Manufacturing technique for F-2 handed down until now
 The company developed a fighter called “F-2” in the 1990s. Mr. Tatsumi told that the very “F-2” was an important aircraft in fact.

 According to him, “The F2 fighter used compound material in all of its wings, which was the technology Mitsubishi Heavy Industries developed and completed for the first time in the world. This technology is handed down to the current Mitsubishi’s technology for B-787 which uses compound material in its main wings.
 Carbon fiber was used for the compound material and American aircraft manufacturers didn’t have this technology at that time.
 The company had an offer from US to bring back this technology to the country as “joint development by Japan and US”. As a result, US brought back this technology in exchange of various technologies.”
 Mr. Tatsumi also spoke about the commercial airplanes the company had developed, including the first one in Japan, “YS-11”.
 “Senior colleagues who had produced air frame before World War II were still working and they had produced Y-11. The aircraft was really good, but it went out of production because of failure in sales. After that, several nice commercial airplanes were developed, but failed in sales again.”

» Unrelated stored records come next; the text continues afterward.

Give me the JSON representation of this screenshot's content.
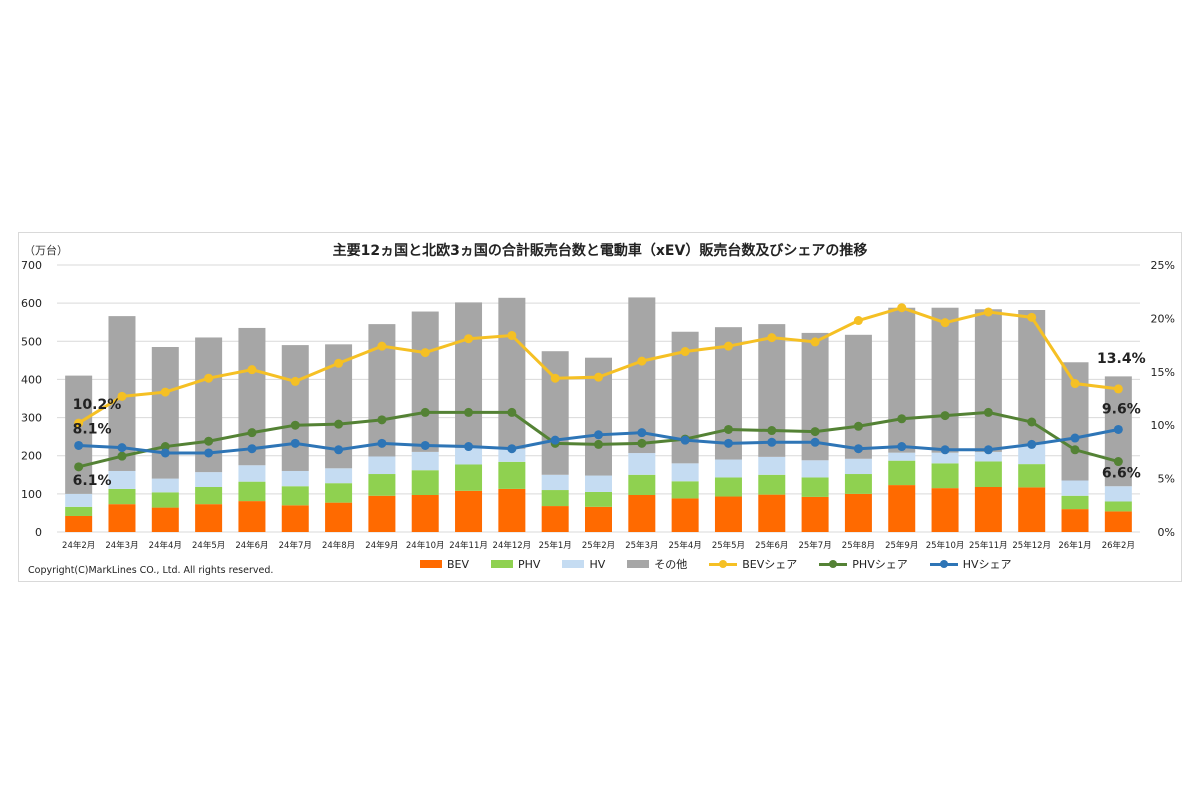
{
  "chart_data": {
    "type": "bar+line",
    "title": "主要12ヵ国と北欧3ヵ国の合計販売台数と電動車（xEV）販売台数及びシェアの推移",
    "ylabel": "（万台）",
    "ylim": [
      0,
      700
    ],
    "yticks": [
      "0",
      "100",
      "200",
      "300",
      "400",
      "500",
      "600",
      "700"
    ],
    "y2lim": [
      0,
      25
    ],
    "y2ticks": [
      "0%",
      "5%",
      "10%",
      "15%",
      "20%",
      "25%"
    ],
    "grid": true,
    "legend_position": "bottom",
    "categories": [
      "24年2月",
      "24年3月",
      "24年4月",
      "24年5月",
      "24年6月",
      "24年7月",
      "24年8月",
      "24年9月",
      "24年10月",
      "24年11月",
      "24年12月",
      "25年1月",
      "25年2月",
      "25年3月",
      "25年4月",
      "25年5月",
      "25年6月",
      "25年7月",
      "25年8月",
      "25年9月",
      "25年10月",
      "25年11月",
      "25年12月",
      "26年1月",
      "26年2月"
    ],
    "bar_series": [
      {
        "name": "BEV",
        "color": "#ff6a00",
        "values": [
          42,
          73,
          64,
          73,
          81,
          70,
          77,
          95,
          97,
          108,
          113,
          68,
          66,
          97,
          88,
          93,
          98,
          92,
          100,
          123,
          115,
          118,
          117,
          60,
          54
        ]
      },
      {
        "name": "PHV",
        "color": "#8fd150",
        "values": [
          24,
          40,
          40,
          45,
          51,
          50,
          51,
          57,
          65,
          69,
          71,
          42,
          39,
          53,
          45,
          50,
          52,
          51,
          52,
          64,
          65,
          67,
          61,
          35,
          26
        ]
      },
      {
        "name": "HV",
        "color": "#c5dcf2",
        "values": [
          34,
          47,
          36,
          39,
          43,
          40,
          39,
          46,
          48,
          43,
          34,
          40,
          43,
          57,
          47,
          47,
          47,
          45,
          40,
          21,
          28,
          25,
          52,
          40,
          40
        ]
      },
      {
        "name": "その他",
        "color": "#a6a6a6",
        "values": [
          310,
          406,
          345,
          353,
          360,
          330,
          325,
          347,
          368,
          382,
          396,
          324,
          309,
          408,
          345,
          347,
          348,
          334,
          325,
          380,
          380,
          374,
          352,
          310,
          288
        ]
      }
    ],
    "line_series": [
      {
        "name": "BEVシェア",
        "color": "#f5c024",
        "values": [
          10.2,
          12.7,
          13.1,
          14.4,
          15.2,
          14.1,
          15.8,
          17.4,
          16.8,
          18.1,
          18.4,
          14.4,
          14.5,
          16.0,
          16.9,
          17.4,
          18.2,
          17.8,
          19.8,
          21.0,
          19.6,
          20.6,
          20.1,
          13.9,
          13.4
        ]
      },
      {
        "name": "PHVシェア",
        "color": "#548235",
        "values": [
          6.1,
          7.1,
          8.0,
          8.5,
          9.3,
          10.0,
          10.1,
          10.5,
          11.2,
          11.2,
          11.2,
          8.3,
          8.2,
          8.3,
          8.7,
          9.6,
          9.5,
          9.4,
          9.9,
          10.6,
          10.9,
          11.2,
          10.3,
          7.7,
          6.6
        ]
      },
      {
        "name": "HVシェア",
        "color": "#2e75b6",
        "values": [
          8.1,
          7.9,
          7.4,
          7.4,
          7.8,
          8.3,
          7.7,
          8.3,
          8.1,
          8.0,
          7.8,
          8.6,
          9.1,
          9.3,
          8.6,
          8.3,
          8.4,
          8.4,
          7.8,
          8.0,
          7.7,
          7.7,
          8.2,
          8.8,
          9.6
        ]
      }
    ],
    "data_labels": [
      {
        "series": "BEVシェア",
        "category": "24年2月",
        "text": "10.2%"
      },
      {
        "series": "HVシェア",
        "category": "24年2月",
        "text": "8.1%"
      },
      {
        "series": "PHVシェア",
        "category": "24年2月",
        "text": "6.1%"
      },
      {
        "series": "BEVシェア",
        "category": "26年2月",
        "text": "13.4%"
      },
      {
        "series": "HVシェア",
        "category": "26年2月",
        "text": "9.6%"
      },
      {
        "series": "PHVシェア",
        "category": "26年2月",
        "text": "6.6%"
      }
    ]
  },
  "copyright": "Copyright(C)MarkLines CO., Ltd. All rights reserved."
}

 Currently, Mitsubishi Heavy Industries produces the bodies of B-767 and 777 and the main wings of 787 as an International joint development with Boeing. Such activities have developed the company’s technologies.
 According to Mr. Tatsumi, current MRJ is the final shape of those technologies.

 Also, he spoke about a huge development cost which is a feature for the aircraft industries.
 “A-380”, the world biggest passenger plane costed 1,000bn yen only for its development cost. “International joint development” works to disperse this risk.

 Also, he pointed out the small-sized market as a problem facing the Japanese aircraft industry. The Japanese aircraft market is valued at 1,500bn yen, corresponding to 10% of the US market.

 But, Mr. Tatsumi showed a willingness to enter into the aircraft markets in the world which remarkably have potential for growth.

To recover the lost 50 years
 Toward the end of his speech, he made a powerful statement. “More than 50 years have already passed since the YS-11 flied for the first time on August 30 in 1962. The senior colleagues who developed YS-11 have already left the company. Japan has a 50 years’ blank in development of commercial airplanes. Current aircraft industries are compared to a pyramid structure, where Japanese heavy industries had developed their business as a part of Boeing and Airbus. A business model changes depending on whether the company is belonging to the pyramid as one of them or is standing at the top of the pyramid. So, in order to grow our business, we need to be at the top of the pyramid. We will recover the 50 years we lost as a completed aircraft manufacturer.”

 His message of “recovering the lost 50 years” was so inspirational to remind us of the Japan’s mind as a (previous) large manufacturing nation.